All the while, I’m sweating like crazy having one hot flash after another. (or working out, this may also be the case.) It became quite late, and there was still that damn box of stuff. But first, I could no longer stand the site of all those stupid dishes piling up. Still pretty furious, I began washing those dishes – one after another, after another, till I’d washed about 1,000,000 utensils and maybe 20 different plates.
That felt pretty good.
And then there was the bin of crap.
Sitting down at the now clean kitchen table, I sorted that crap (much of it not actually being crap, but very useful things) into different piles according to their ‘home’ within our apartment. Then, one pile after the other, I put it away. Finally, I filled out a survey for the OICC where I get my vitamin C, because it had been in that pile of crap, and had quietly weighing on my mind all week. e.g. “when am I going to do that survey, already? Later. Later, later, later.”
By this point, exhaustion had really hit me.

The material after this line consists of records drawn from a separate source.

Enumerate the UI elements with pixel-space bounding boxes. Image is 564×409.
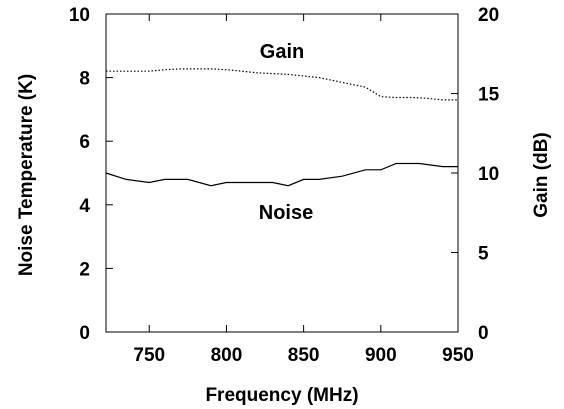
y2-tick-label: 15 [478,85,500,106]
x-tick-label: 950 [442,345,474,366]
y-tick-label: 8 [79,69,90,90]
noise-annotation: Noise [259,202,313,224]
x-axis-title: Frequency (MHz) [205,385,358,406]
gain-annotation: Gain [260,41,304,63]
y-tick-label: 10 [69,5,90,26]
y2-tick-label: 10 [478,164,499,185]
gain-series-line [106,68,458,101]
y2-tick-label: 20 [478,5,499,26]
right-y-axis-title: Gain (dB) [531,132,552,218]
x-tick-label: 900 [365,345,397,366]
x-tick-label: 850 [288,345,320,366]
x-tick-label: 800 [211,345,243,366]
left-y-axis-title: Noise Temperature (K) [16,74,37,276]
y-tick-label: 6 [79,132,90,153]
x-tick-label: 750 [133,345,165,366]
y-tick-label: 0 [79,323,90,344]
y2-tick-label: 0 [478,323,489,344]
y-tick-label: 2 [79,259,90,280]
y-tick-label: 4 [79,196,90,217]
y2-tick-label: 5 [478,244,489,265]
noise-series-line [105,162,458,187]
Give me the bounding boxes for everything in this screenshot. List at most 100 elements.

I was KNACKERED. It’s hard to be furious when you are knackered. And by this point the fury had left me. Instead I felt really damn satisfied.
And since that point, I’ve stayed pretty darn-tootin’ satisfied. The apartment is tidy. I like that. Life is better this way. And we are eating better. And I’m not as overwhelmed, for some reason.
Sometimes you just need to get incredibly angry. Or at least, I do.
Hot THRASH. Change of mind, that is hilarious. High-five, Catherine who wakes up at 3:00 AM and dictates blog posts. See? I kept my promise.